Größere Probleme gab es bisher aber nur bei der Anhörung der designierten Kommissarin für internationale Zusammenarbeit und humanitäre Hilfe, Rumiana Jeleva aus Bulgarien, die wegen teilweise ungeklärter finanzieller Interessen und Nebentätigkeiten kritisiert wurde.
“Trotz Erklärung von Frau Jeleva, dass kein Fehlverhalten vorläge und der Zusage, bis Montag entsprechende Dokumente vorzulegen, veranstalteten vereinzelte Abgeordnete eine regelrechte Hexenjagd. Stattdessen sollten wir uns um eine zeitnahe Aufklärung der Widersprüche bemühen, um dann sachlich über ihre Eignung entscheiden zu können”, sagte Peter Jahr.

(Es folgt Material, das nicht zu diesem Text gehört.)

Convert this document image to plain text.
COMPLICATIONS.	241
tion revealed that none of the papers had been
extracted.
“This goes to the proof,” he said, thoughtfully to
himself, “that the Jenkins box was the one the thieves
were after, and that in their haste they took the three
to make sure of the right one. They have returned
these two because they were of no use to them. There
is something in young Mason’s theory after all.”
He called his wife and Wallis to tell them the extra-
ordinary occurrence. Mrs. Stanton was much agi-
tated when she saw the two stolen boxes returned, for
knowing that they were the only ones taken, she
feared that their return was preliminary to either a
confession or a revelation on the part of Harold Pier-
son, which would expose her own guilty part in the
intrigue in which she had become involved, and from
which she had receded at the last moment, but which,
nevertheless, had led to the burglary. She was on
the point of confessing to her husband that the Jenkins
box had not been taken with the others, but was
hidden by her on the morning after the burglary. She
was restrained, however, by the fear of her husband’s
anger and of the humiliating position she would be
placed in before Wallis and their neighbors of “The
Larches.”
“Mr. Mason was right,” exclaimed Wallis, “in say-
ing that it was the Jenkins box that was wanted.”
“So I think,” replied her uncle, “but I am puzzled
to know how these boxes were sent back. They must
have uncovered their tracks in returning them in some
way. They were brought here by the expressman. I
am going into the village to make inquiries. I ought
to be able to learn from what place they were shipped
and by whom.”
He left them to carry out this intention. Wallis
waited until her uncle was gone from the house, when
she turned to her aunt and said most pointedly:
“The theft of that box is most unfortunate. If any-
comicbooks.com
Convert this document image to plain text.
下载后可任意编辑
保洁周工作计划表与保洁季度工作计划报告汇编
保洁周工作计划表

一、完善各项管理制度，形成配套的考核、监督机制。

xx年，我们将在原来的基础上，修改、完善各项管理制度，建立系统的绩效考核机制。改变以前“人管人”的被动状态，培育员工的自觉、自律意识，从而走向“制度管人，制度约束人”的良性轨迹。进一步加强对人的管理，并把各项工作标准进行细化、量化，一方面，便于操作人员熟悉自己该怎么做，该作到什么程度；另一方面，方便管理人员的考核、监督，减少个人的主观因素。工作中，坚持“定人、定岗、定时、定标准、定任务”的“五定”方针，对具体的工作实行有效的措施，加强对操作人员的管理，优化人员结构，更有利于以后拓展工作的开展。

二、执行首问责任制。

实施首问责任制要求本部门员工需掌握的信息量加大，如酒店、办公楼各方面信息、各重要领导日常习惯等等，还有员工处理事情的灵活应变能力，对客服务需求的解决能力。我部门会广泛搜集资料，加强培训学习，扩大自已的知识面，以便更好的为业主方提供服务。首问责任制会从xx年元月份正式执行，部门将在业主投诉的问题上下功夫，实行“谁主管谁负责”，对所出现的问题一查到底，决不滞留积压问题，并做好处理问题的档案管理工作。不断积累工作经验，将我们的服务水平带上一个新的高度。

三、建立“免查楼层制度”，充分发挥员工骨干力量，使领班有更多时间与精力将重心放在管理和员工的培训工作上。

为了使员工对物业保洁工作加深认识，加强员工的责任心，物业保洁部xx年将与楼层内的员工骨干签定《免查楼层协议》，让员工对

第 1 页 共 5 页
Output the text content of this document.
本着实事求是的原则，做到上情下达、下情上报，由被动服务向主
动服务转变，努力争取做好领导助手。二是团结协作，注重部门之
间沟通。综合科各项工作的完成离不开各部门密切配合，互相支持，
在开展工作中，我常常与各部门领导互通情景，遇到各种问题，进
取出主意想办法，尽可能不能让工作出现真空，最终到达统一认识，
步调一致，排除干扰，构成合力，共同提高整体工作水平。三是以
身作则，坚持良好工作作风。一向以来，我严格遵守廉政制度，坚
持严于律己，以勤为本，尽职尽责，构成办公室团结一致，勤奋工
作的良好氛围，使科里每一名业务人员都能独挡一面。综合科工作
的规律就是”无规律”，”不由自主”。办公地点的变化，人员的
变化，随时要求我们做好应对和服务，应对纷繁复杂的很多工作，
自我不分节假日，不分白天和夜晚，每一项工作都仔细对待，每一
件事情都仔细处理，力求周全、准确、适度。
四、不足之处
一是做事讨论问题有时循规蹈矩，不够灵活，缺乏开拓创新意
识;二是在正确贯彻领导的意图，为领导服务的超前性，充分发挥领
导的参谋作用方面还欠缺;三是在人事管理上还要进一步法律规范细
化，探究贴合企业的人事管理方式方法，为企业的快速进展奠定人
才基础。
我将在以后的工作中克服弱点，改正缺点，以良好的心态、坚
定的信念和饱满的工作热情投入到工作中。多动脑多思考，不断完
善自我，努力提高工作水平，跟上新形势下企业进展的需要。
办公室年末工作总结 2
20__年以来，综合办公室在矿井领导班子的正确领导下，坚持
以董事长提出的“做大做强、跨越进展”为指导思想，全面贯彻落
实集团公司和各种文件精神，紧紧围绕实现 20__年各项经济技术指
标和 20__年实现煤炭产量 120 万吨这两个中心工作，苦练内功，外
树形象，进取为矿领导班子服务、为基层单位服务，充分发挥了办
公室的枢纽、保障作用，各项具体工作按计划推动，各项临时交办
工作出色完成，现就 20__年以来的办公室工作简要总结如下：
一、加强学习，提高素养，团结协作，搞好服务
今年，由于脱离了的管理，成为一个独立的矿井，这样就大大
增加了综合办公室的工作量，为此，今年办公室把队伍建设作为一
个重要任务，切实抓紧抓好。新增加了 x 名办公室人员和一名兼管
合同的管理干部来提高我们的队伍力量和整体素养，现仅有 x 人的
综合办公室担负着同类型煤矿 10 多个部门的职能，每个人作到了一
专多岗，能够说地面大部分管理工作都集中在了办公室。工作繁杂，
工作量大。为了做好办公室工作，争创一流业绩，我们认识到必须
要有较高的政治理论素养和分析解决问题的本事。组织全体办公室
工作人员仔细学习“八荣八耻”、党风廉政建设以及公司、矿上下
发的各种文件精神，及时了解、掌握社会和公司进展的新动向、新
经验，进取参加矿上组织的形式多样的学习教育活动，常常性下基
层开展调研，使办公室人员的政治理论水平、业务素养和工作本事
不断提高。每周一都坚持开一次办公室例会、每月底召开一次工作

Neben der Benennung von kompetenten Kommissaren ist es genauso wichtig, die Arbeitsbeziehung zwischen dem Parlament und der Kommission nach der Umsetzung des Vertrags von Lissabon nun eindeutig zu klären.
“Eine konkrete Zusage von Barroso in dieser Frage, die auch die legislativen Mitwirkungsrechte des Parlaments in angemessener Weise berücksichtigt, wird ausschlaggebend für meine Zustimmung zu der neuen Kommission sein”, sagte Jahr abschließend.